Truth 34 Rogue wireless access points

You’re at work, feeling a bit burned out or bored, and want to chat with a friend online. Unfortunately, your company has blocked all chat sites. Of course, you start wondering if there is another chat program available that your company hasn’t blocked yet. After searching for awhile, you find that your company has really done its homework and blocked every chat program you can find. That’s when it hits you. Your laptop has wireless capabilities built right into it.

You bring up a list of potential wireless access points that are in range of your office. Some of them appear to be secured, but you come across one labeled “Linksys” that doesn’t require a password. You give it a shot, and the connection attempt fails. Then you remember that your office has set up a default Internet gateway that you use while in the office. So it stands to reason that you won’t be able to connect to this new wireless network unless you remove the default gateway that your IT department set up. After you do that, you connect to the wireless network without a hitch, and suddenly, the Internet is yours. You can chat, visit any site you like, and behave as though you were surfing from your computer at home.

If you’re an IT manager, your stomach has probably just knotted up because you can already guess where this is going to end up. For those of you who aren’t techie, it’s important to understand that the IT manager who had placed all those restrictions on the network put them there as a major part of your company’s network security. In fact, for each minute that you continue to be connected to that rogue wireless access point, not only are you putting your own computer and possibly your identity in jeopardy, but you are also putting the entire corporate network at risk.

A law firm I once worked with asked me to test its internal security. Like the fictitious company I described at the beginning of this Truth, this law firm’s IT department had locked down its access to allow only email communication and limited Web access. While I was onsite, I noticed some strange traffic coming from one of the computers on the network. I asked to be taken to that computer, so I could find out what was going on. It turned out to be the laptop of one of the attorneys, who was defensive when I asked him if I could look at his computer. I explained that his computer seemed to be running malicious software on the network and I was concerned that it might be compromised. Finally, the attorney relented and let me take a look. It turned out that he had been connected to a third-party wireless access point and had been using it for the past several months. Because he had been connected to this rogue wireless access point while also connected to the company’s internal network, his computer had been compromised and was being used without his knowledge to infiltrate the rest of the organization’s network.

Most companies use a firewall to protect their computers from the outside world. Firewalls prevent computers on the inside of the firewall from being accessed by anyone outside the company network.
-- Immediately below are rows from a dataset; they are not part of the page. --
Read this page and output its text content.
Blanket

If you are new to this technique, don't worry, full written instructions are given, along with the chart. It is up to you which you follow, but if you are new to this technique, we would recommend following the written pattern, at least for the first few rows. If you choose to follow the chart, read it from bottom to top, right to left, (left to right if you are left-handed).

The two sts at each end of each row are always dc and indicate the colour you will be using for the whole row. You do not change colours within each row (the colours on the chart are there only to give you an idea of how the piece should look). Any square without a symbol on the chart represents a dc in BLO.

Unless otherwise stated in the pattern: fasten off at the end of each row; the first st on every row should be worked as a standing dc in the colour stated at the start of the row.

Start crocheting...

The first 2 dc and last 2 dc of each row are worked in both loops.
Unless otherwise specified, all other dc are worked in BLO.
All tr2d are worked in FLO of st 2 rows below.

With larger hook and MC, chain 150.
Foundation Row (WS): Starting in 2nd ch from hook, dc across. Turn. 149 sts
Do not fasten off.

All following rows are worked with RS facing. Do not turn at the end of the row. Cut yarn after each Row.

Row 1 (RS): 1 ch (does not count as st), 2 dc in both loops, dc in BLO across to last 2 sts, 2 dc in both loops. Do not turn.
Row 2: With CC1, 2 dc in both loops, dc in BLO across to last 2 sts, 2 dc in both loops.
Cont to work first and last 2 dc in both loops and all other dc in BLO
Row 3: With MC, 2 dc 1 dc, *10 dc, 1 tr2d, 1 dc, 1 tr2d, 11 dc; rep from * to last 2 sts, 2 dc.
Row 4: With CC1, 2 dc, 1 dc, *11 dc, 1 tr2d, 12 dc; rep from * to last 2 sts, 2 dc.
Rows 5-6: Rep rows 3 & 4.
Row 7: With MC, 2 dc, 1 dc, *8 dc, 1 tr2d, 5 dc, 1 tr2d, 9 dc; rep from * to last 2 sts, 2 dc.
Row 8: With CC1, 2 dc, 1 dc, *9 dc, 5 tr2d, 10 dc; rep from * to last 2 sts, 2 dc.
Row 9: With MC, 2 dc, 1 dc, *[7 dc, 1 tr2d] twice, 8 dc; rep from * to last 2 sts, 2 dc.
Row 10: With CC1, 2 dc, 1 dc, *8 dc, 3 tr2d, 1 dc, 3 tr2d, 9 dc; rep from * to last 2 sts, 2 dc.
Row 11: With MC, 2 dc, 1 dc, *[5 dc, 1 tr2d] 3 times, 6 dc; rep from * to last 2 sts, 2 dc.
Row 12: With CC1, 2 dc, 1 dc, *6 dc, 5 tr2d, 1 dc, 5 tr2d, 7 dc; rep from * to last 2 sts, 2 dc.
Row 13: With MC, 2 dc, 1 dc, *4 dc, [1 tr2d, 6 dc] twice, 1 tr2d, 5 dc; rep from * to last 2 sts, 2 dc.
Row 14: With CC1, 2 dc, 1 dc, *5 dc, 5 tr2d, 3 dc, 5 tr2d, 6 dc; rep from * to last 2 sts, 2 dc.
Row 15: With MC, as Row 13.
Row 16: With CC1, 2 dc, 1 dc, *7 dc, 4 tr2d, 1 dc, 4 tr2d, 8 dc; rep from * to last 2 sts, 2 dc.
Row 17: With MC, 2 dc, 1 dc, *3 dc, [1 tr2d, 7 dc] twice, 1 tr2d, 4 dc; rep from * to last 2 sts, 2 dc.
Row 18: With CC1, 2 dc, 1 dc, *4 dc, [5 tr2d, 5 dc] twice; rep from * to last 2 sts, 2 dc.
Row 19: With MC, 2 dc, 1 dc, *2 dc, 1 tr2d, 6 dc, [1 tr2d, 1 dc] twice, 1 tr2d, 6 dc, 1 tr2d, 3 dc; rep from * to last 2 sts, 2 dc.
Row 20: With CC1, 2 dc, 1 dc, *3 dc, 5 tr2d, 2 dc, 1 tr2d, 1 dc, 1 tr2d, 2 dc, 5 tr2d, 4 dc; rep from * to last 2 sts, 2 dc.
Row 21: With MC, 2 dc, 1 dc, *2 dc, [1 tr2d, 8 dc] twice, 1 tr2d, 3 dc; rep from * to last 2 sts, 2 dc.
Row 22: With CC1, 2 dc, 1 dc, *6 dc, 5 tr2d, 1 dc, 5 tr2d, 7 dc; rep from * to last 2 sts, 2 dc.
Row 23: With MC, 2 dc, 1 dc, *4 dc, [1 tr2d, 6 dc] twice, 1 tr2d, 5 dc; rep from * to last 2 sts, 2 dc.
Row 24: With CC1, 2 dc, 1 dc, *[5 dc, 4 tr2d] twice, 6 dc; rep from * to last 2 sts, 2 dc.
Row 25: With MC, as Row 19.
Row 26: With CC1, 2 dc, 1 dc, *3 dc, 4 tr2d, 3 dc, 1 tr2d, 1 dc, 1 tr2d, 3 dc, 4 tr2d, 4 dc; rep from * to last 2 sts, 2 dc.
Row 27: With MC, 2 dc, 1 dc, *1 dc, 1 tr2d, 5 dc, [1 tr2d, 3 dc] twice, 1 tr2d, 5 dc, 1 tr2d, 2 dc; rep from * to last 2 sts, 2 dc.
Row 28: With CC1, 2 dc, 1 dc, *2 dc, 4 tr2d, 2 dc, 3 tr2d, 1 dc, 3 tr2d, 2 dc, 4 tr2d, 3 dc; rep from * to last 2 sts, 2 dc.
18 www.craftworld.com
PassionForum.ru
Because this layer of security exists, even if your computer on the network has a potential security fl aw, hackers can never touch it. System administrators rely heavily on the firewall as a primary line of defense for keeping their networks safe. However, if you set your computer to connect to the Internet using a different path, such as a random wireless access point, you have just lost that primary line of defense.

Because that compromised laptop was also still connected to the law firm’s internal network, the user had basically become a conduit allowing the hacker to access his computer through the wireless side and subsequently attack other computers on the wired corporate side. Fortunately for the law firm, the hacker never gained access to the primary database. However, the hacker was able to gain access to the employee’s online bank account, his Netflix account, several pending case files, as well as all his email correspondence.

Employees often do not understand the risks of disabling the security measures that their companies have taken. More importantly, IT personnel rarely explain the limitations that they pose on users. This creates tension as users start to make their own assumptions and eventually look to subvert those security measures.

So when limiting access on your network, follow these simple tips.

Don’t block too much. There is a balance between protecting a network and becoming a dictator. If employees can’t access information needed to at least do their jobs, they will become creative, which could ultimately put your network at greater risk.

Explain the risks to your employees. No one wants to be hacked. Ensure that employees understand that the security controls in place serve an important purpose. Make certain they understand the layers of security on your network and the risks if those layers are bypassed.

Make sure your policies address new technologies. Many sites I have reviewed don’t have policies that touch on wireless. As technology changes, so must your policies.

When possible, don’t allow laptops on your network. While laptops are convenient, often they are not necessary. Because laptops bring a huge level of additional risk including viruses, lost data, and unlicensed software, they should only be permitted on a need-to-have basis.

If you are an employee who may have become a little creative in gaining access to the Internet on your company’s network, I encourage you to stop. I realize that having complete access to the Internet is nice, but you could be putting your computer, your company’s network, and even your job at risk. If you’re the IT manager implementing the security restrictions, I encourage you to talk with the employees and find out what is needed and what can be blocked. Sometimes, giving just a little extra access may not increase network security risks. This, in turn, may be the difference between an employee working within the system rather than working against it.